German phrase of the day: Etwas aus dem Ärmel schütteln

Anyone who has ever had to come up with a great idea on the fly can probably relate to this German phrase.

German phrase of the day: Etwas aus dem Ärmel schütteln

Why do I need to know ‘etwas aus dem Ärmel schütteln’? 

Because this versatile phrase can come in handy in a range of situations, from having pulled off a great presentation at short notice to coming up with a spontaneous solution to a problem. 

What does it mean?

Etwas aus dem Ärmel schütteln is similar to the English phrase “to pull something out of a hat” or “to have something up your sleeve”. Literally, the German phrase means to shake something out of your sleeve, but in a figurative sense it describes coming up with a bright idea or pulling something off without planning or effort. 
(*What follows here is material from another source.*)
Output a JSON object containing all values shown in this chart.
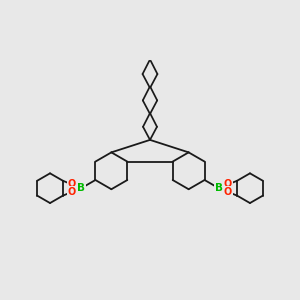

Generally, shaking something out of your sleeve is what’s required when you’re faced with a tricky situation and you need to quickly think up a solution. It might be that you have to stand in for a colleague in an important meeting at short notice, or rustle up a meal from the scraps in your cupboard after forgetting that supermarkets are closed on Sunday. 
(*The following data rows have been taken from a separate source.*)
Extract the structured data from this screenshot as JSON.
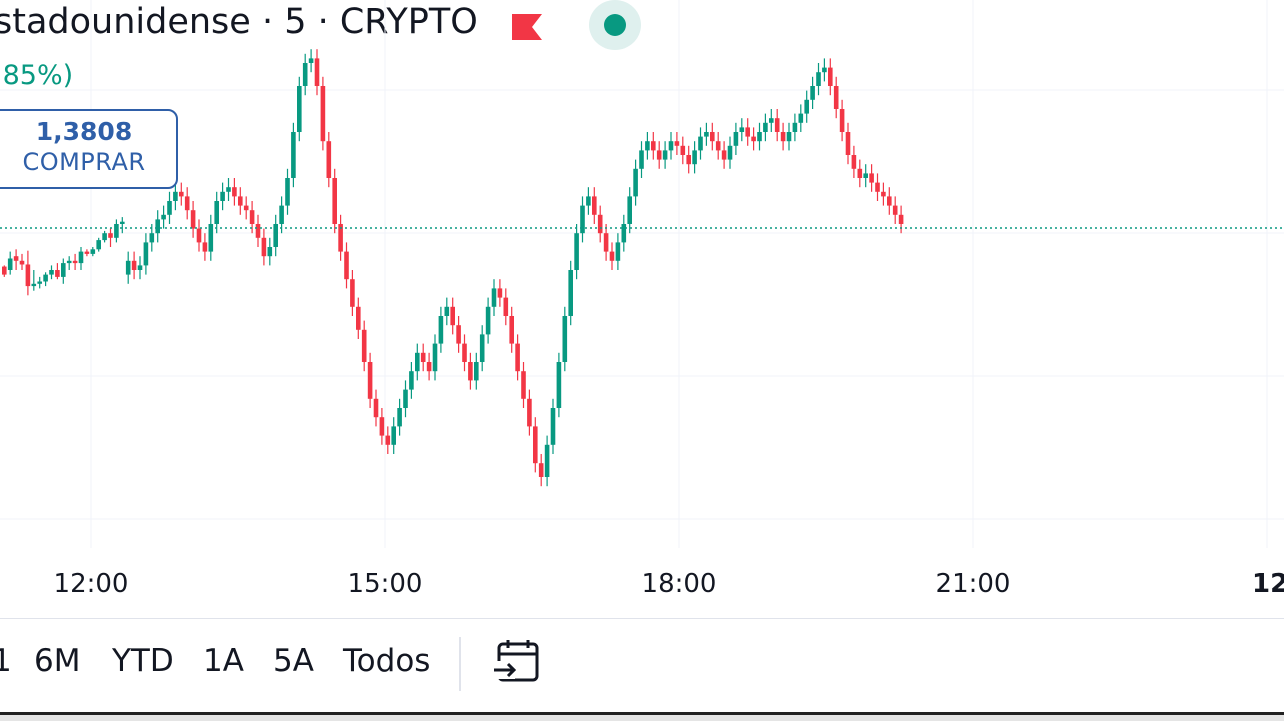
{
  "header": {
    "title": "stadounidense · 5 · CRYPTO",
    "change_pct": ",85%)",
    "flag_icon": "flag-icon",
    "status_icon": "market-open-dot-icon",
    "status_color": "#089981"
  },
  "buy": {
    "price": "1,3808",
    "label": "COMPRAR"
  },
  "colors": {
    "up": "#089981",
    "down": "#f23645",
    "accent": "#2f5fa8",
    "grid": "#f0f3fa"
  },
  "chart_data": {
    "type": "candlestick",
    "interval_minutes": 5,
    "x_tick_labels": [
      "12:00",
      "15:00",
      "18:00",
      "21:00",
      "12"
    ],
    "current_price_line": "dotted",
    "grid": true,
    "candles": [
      [
        {
          "o": 0.4925,
          "h": 0.49,
          "l": 0.515,
          "c": 0.51
        },
        {
          "o": 0.5,
          "h": 0.46,
          "l": 0.51,
          "c": 0.475
        },
        {
          "o": 0.47,
          "h": 0.455,
          "l": 0.5,
          "c": 0.48
        },
        {
          "o": 0.48,
          "h": 0.465,
          "l": 0.5,
          "c": 0.488
        },
        {
          "o": 0.488,
          "h": 0.458,
          "l": 0.555,
          "c": 0.535
        },
        {
          "o": 0.535,
          "h": 0.5,
          "l": 0.545,
          "c": 0.53
        },
        {
          "o": 0.53,
          "h": 0.515,
          "l": 0.54,
          "c": 0.525
        },
        {
          "o": 0.525,
          "h": 0.505,
          "l": 0.535,
          "c": 0.51
        },
        {
          "o": 0.51,
          "h": 0.49,
          "l": 0.52,
          "c": 0.5
        },
        {
          "o": 0.5,
          "h": 0.485,
          "l": 0.52,
          "c": 0.515
        },
        {
          "o": 0.515,
          "h": 0.475,
          "l": 0.53,
          "c": 0.485
        },
        {
          "o": 0.485,
          "h": 0.47,
          "l": 0.5,
          "c": 0.48
        },
        {
          "o": 0.48,
          "h": 0.465,
          "l": 0.5,
          "c": 0.485
        }
      ],
      [
        {
          "o": 0.485,
          "h": 0.45,
          "l": 0.5,
          "c": 0.46
        },
        {
          "o": 0.46,
          "h": 0.455,
          "l": 0.47,
          "c": 0.465
        },
        {
          "o": 0.465,
          "h": 0.45,
          "l": 0.47,
          "c": 0.455
        },
        {
          "o": 0.455,
          "h": 0.43,
          "l": 0.46,
          "c": 0.435
        },
        {
          "o": 0.435,
          "h": 0.415,
          "l": 0.44,
          "c": 0.42
        },
        {
          "o": 0.42,
          "h": 0.41,
          "l": 0.45,
          "c": 0.43
        },
        {
          "o": 0.43,
          "h": 0.39,
          "l": 0.44,
          "c": 0.4
        },
        {
          "o": 0.4,
          "h": 0.385,
          "l": 0.42,
          "c": 0.395
        }
      ]
    ]
  },
  "range": {
    "items": [
      "1",
      "6M",
      "YTD",
      "1A",
      "5A",
      "Todos"
    ],
    "calendar_icon": "calendar-goto-icon"
  }
}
READ ALSO: German phrase of the day: Ich glaub’ mein Schwein pfeift

In a similar sleeve-related vein, the English phrase “off the cuff” shares the same sense of executing a difficult task spontaneously. 

So, why are sleeves so important for getting out of a sticky situation? Well, there are a few theories about that.

The first relates to a cheat in card games: if you’re dealt a bad hand, you can always improve your chances by pulling out a few better cards that may have found their way into your sleeve earlier on. 

Another theory dates back to the times when people would wear long robes or other garments with wide sleeves. This would allow people not only to warm their hands, but also to store small objects they may need up their sleeves, to be “shaken out” when the time was right. 

Use it like this: 

Was kann er jeztz aus dem Ärmel shütteln? 

What has he got up his sleeve now? 

Wenn Marina denkt, den Abschluss aus dem Ärmel schütteln zu können, dann hat sie sich aber gründlich vertan.

If Marina thinks she can just pull the degree out of her sleeve, then she is very much mistaken.